The stories related to these spaces get much, much worse than that… some really terrible shit, worse than I’ve ever had to experience, and I hope that I never have to… Those were elements of his past that I was fully aware of, but were simply not a part of his stories that evening… these had been established, and although it wouldn’t be the last time he revisited those memories (not only internally, but in my company), they simply didn’t have a place in what turned out to be a positive reflection on the happy times of his life… that was simply how it was
(Maybe my point in that massive paragraph got lost in anecdote, but it was nice to actually write that out, I’d kind of forgotten about some of it.)
anyhow, I think I speak for our team when I say that our build wasn’t meant to be a political statement, but a manifestation of some of the beauty that we’ve see in the world, and an attempt to share some of our inspiration with others around the world… I’d never suggest that emvee’s cuba = reality’s cuba, and I hope that anyone with any sense wouldn’t be persuaded otherwise
Emvee’s been a pretty big proponent of nonprofit and philanthropic aims in virtual worlds (check out our Orwell video, you might enjoy it)… global kids, macfoundation, usc, lots of live music support, most of this for our profit (albeit discounted), to be sure, but we do believe in affecting some positive change in the world, in whatever small ways we can, and we plan to continue making this effort as we grow.

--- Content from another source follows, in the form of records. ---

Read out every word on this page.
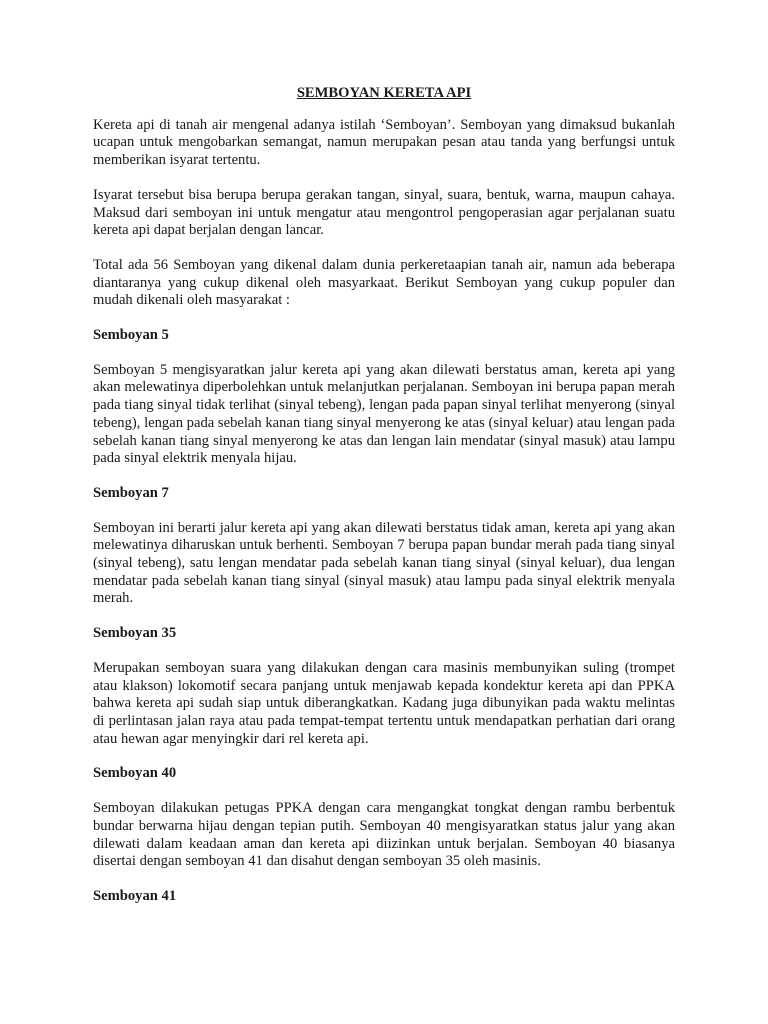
SEMBOYAN KERETA API

Kereta api di tanah air mengenal adanya istilah ‘Semboyan’. Semboyan yang dimaksud bukanlah ucapan untuk mengobarkan semangat, namun merupakan pesan atau tanda yang berfungsi untuk memberikan isyarat tertentu.

Isyarat tersebut bisa berupa berupa gerakan tangan, sinyal, suara, bentuk, warna, maupun cahaya. Maksud dari semboyan ini untuk mengatur atau mengontrol pengoperasian agar perjalanan suatu kereta api dapat berjalan dengan lancar.

Total ada 56 Semboyan yang dikenal dalam dunia perkeretaapian tanah air, namun ada beberapa diantaranya yang cukup dikenal oleh masyarkaat. Berikut Semboyan yang cukup populer dan mudah dikenali oleh masyarakat :

Semboyan 5

Semboyan 5 mengisyaratkan jalur kereta api yang akan dilewati berstatus aman, kereta api yang akan melewatinya diperbolehkan untuk melanjutkan perjalanan. Semboyan ini berupa papan merah pada tiang sinyal tidak terlihat (sinyal tebeng), lengan pada papan sinyal terlihat menyerong (sinyal tebeng), lengan pada sebelah kanan tiang sinyal menyerong ke atas (sinyal keluar) atau lengan pada sebelah kanan tiang sinyal menyerong ke atas dan lengan lain mendatar (sinyal masuk) atau lampu pada sinyal elektrik menyala hijau.

Semboyan 7

Semboyan ini berarti jalur kereta api yang akan dilewati berstatus tidak aman, kereta api yang akan melewatinya diharuskan untuk berhenti. Semboyan 7 berupa papan bundar merah pada tiang sinyal (sinyal tebeng), satu lengan mendatar pada sebelah kanan tiang sinyal (sinyal keluar), dua lengan mendatar pada sebelah kanan tiang sinyal (sinyal masuk) atau lampu pada sinyal elektrik menyala merah.

Semboyan 35

Merupakan semboyan suara yang dilakukan dengan cara masinis membunyikan suling (trompet atau klakson) lokomotif secara panjang untuk menjawab kepada kondektur kereta api dan PPKA bahwa kereta api sudah siap untuk diberangkatkan. Kadang juga dibunyikan pada waktu melintas di perlintasan jalan raya atau pada tempat-tempat tertentu untuk mendapatkan perhatian dari orang atau hewan agar menyingkir dari rel kereta api.

Semboyan 40

Semboyan dilakukan petugas PPKA dengan cara mengangkat tongkat dengan rambu berbentuk bundar berwarna hijau dengan tepian putih. Semboyan 40 mengisyaratkan status jalur yang akan dilewati dalam keadaan aman dan kereta api diizinkan untuk berjalan. Semboyan 40 biasanya disertai dengan semboyan 41 dan disahut dengan semboyan 35 oleh masinis.

Semboyan 41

Another note: the sim is called “cuba” out of convenience… it’s actually an amalgam of places we’ve lived, or visited in our travels… cuba, venice, naples, capri, southtexas, paris, trinidad, socal and mexico are some influences. On a granular level, the list goes on. However, rather than calling it trinicubaplexasnicerisapri we just called it cuba 😉
(your note on the lack of racism in cuba is actually the subject of a nearly hour-long diatribe my dad went on with my girlfriend and I just last week.. I recorded it on my n95, actually, and maybe i should put it online)
Anyhow, thanks for taking the time to share your experiences in Cuba (great photos), your opinion on the state of things in reality (without positivity and imagination I thinkwe’d be as fucked as our reality), and your pointed critique of the work we’ve done (palatable, maybe even ejoyable?)… and most importantly to my selfish ass, thanks for inducing that recollection fest! I need to catch back up with my pop’s semi-memoirs, I’ve really let that project atrophy
Matt, I’ll have to read your comment again when I have more time. But for now let me thank you for an incredibly heartfelt, thoughtful and personal post.